Usa il periodo di grazia

Tra il 28 luglio 2026 e il 30 aprile 2027, hai tempo per:

  • Provare le implementazioni OAuth
  • Identificare quali token API vengono usati in quali workflow
  • Riattivare i token disattivati (entro 60 giorni prima dell’eliminazione definitiva)
  • Migrare in maniera incrementale: non è necessario eseguire la migrazione tutto in una volta

 

Domande frequenti

Cosa succede in ciascuna data chiave?

Data Cosa succede
23 luglio 2026 Prima notifica email: elenca i token che saranno disattivati/eliminati il 28 luglio
27 luglio 2026 Email di promemoria (1 giorno prima dell’implementazione)
28 luglio 2026

Inizio dell'implementazione:

• Pulizia una tantum: token inutilizzati da oltre 30 giorni → disattivati; token disattivati da oltre 60 giorni → eliminati

• Inizio della disattivazione automatica: 

  • qualsiasi token inutilizzato da 30 giorni → si disattiva automaticamente in futuro
  • qualsiasi token disattivato da 60 giorni → verrà eliminato automaticamente in futuro

• Nuovi account bloccati: gli account creati a partire da questa data non possono creare token API

• Aggiornamenti interfaccia utente: colonna "Disattiva il" e report sull'utilizzo disponibile

In corso (a partire dal 28 luglio)

Notifiche email inviate il giorno 25 e il giorno 29 prima che un token raggiunga 30 giorni di inutilizzo (avviso di disattivazione)

Notifica email inviata il giorno 55 prima che un token raggiunga i 60 giorni di disattivazione (avviso di eliminazione)

21 settembre 2026 Email di avviso prima eliminazione inviate (per i token disattivati il 28 luglio)
26 settembre 2026 Primi token eliminati automaticamente (token disattivati il 28 luglio che non sono mai stati riattivati)
27 ottobre 2026 Nessuno può più creare nuovi token API (i token esistenti funzionano ancora)
30 aprile 2027 Scadenza finale: TUTTI i token API smettono di funzionare in modo permanente, non è possibile riattivarli

Posso impedire la disattivazione dei token il 28 luglio?

Sì, se usi il token tra il 28 giugno e il 28 luglio. Il 28 luglio 2026 viene verificata l’attività di tutti i token. Qualsiasi token con una data di “Ultimo utilizzo” superiore a 30 giorni fa verrà disattivato.

Come si riattiva un token disattivato?

  1. Nel Centro amministrativo, fai clic su App e integrazioni> API > Token API.
  2. Trova il token disattivato (lo stato indica “Disattivato”).
  3. Fai clic sull’icona del menu delle opzioni accanto al token e seleziona “Riattiva”.
  4. Il token può essere riutilizzato immediatamente.

Puoi riattivare qualsiasi token disattivato entro 60 giorni da quando è stato disattivato. Dopo 60 giorni, il token viene eliminato definitivamente e non può essere recuperato. Dopo il 30 aprile 2027, nessun token può essere riattivato.


 

Come faccio a sapere quali token stanno per essere disattivati?

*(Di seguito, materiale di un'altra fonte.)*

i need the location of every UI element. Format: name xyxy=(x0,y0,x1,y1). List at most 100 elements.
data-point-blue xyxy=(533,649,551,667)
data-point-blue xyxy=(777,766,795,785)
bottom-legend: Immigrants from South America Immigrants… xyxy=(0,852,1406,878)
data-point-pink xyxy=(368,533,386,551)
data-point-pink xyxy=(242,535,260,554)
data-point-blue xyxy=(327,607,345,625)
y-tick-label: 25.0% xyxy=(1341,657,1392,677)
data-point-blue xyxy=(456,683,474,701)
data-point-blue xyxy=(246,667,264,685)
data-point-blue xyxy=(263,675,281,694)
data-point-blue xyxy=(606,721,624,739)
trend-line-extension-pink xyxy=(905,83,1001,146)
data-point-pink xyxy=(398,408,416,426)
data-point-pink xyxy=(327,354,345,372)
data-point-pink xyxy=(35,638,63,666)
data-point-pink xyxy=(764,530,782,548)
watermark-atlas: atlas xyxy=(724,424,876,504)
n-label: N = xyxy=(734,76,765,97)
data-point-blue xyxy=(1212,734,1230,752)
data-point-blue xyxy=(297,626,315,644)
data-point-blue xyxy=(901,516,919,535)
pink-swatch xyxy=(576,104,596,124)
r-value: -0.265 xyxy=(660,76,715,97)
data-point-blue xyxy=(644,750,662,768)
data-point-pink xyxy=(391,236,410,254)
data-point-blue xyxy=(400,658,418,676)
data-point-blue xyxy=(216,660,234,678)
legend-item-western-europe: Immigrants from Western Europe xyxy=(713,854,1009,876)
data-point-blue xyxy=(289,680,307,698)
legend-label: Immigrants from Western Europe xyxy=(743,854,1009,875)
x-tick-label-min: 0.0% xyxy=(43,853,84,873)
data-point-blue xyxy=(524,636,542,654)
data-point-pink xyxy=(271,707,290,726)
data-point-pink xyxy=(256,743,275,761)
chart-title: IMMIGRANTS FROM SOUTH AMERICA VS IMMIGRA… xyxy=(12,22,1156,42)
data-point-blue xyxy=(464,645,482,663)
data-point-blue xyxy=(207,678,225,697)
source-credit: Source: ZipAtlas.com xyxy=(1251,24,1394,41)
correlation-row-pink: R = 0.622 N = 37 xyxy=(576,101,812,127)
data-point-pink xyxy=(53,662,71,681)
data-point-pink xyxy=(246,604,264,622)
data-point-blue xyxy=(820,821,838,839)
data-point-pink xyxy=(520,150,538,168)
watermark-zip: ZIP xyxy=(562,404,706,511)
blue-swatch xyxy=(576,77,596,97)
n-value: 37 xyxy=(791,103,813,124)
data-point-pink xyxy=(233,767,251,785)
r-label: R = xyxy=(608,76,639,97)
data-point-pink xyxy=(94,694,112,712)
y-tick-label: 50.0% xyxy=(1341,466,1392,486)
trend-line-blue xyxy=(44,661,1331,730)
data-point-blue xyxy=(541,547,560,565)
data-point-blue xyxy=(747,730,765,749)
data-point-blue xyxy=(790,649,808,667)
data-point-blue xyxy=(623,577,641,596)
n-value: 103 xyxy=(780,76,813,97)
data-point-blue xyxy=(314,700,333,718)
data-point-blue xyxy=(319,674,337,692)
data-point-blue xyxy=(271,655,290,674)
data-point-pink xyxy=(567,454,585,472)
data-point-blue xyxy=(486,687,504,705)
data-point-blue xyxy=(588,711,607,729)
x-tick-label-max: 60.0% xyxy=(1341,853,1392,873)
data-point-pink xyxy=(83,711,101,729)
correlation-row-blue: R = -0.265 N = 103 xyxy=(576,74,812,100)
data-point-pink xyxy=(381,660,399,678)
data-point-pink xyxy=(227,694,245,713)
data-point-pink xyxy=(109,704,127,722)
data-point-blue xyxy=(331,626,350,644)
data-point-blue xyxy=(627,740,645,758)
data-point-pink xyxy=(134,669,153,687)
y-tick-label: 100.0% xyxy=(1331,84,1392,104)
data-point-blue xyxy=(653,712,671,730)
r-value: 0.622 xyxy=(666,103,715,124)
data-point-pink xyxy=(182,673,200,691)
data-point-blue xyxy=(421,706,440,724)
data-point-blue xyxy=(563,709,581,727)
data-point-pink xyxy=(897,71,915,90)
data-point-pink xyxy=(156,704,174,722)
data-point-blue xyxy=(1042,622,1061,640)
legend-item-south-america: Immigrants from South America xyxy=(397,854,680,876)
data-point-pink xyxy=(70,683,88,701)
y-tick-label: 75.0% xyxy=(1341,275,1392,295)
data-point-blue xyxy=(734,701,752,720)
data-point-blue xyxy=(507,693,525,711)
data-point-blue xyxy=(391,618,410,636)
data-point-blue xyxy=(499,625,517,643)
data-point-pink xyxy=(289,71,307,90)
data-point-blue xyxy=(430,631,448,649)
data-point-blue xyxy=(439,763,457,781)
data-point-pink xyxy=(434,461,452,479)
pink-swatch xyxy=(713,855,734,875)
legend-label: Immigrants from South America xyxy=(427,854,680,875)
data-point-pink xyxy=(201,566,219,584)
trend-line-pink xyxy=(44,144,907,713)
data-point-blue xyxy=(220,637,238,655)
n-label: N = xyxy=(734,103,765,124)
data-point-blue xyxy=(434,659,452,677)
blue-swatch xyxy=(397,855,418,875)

A partire dal 28 luglio, la pagina dei token API mostrerà la colonna “Disattiva il”. Riceverai anche notifiche email inviate a tutti gli amministratori:

  • Cinque giorni prima della disattivazione (ad es., 23 luglio per la pulizia del 28 luglio)
  • Un giorno prima della disattivazione (ad es., 27 luglio per la pulizia del 28 luglio)

Per il monitoraggio continuo dopo il 28 luglio, riceverai email il giorno 25 e il giorno 29 prima che un token raggiunga la soglia di inutilizzo di 30 giorni. Tutte le email vengono inviate in batch ogni giorno e un’email al giorno elenca tutti i token interessati, non un’email per token.

Come posso vedere informazioni dettagliate sull'utilizzo dei miei token API?

A partire dal 28 luglio, puoi generare un report di utilizzo dalla pagina Token API. Il report mostra i sette giorni precedenti di richieste API effettuate con token API o fino a 500 MB di dati, a seconda dell’evento che si verifica per primo. Genera report regolarmente per creare una cronologia continua di 30-60 giorni.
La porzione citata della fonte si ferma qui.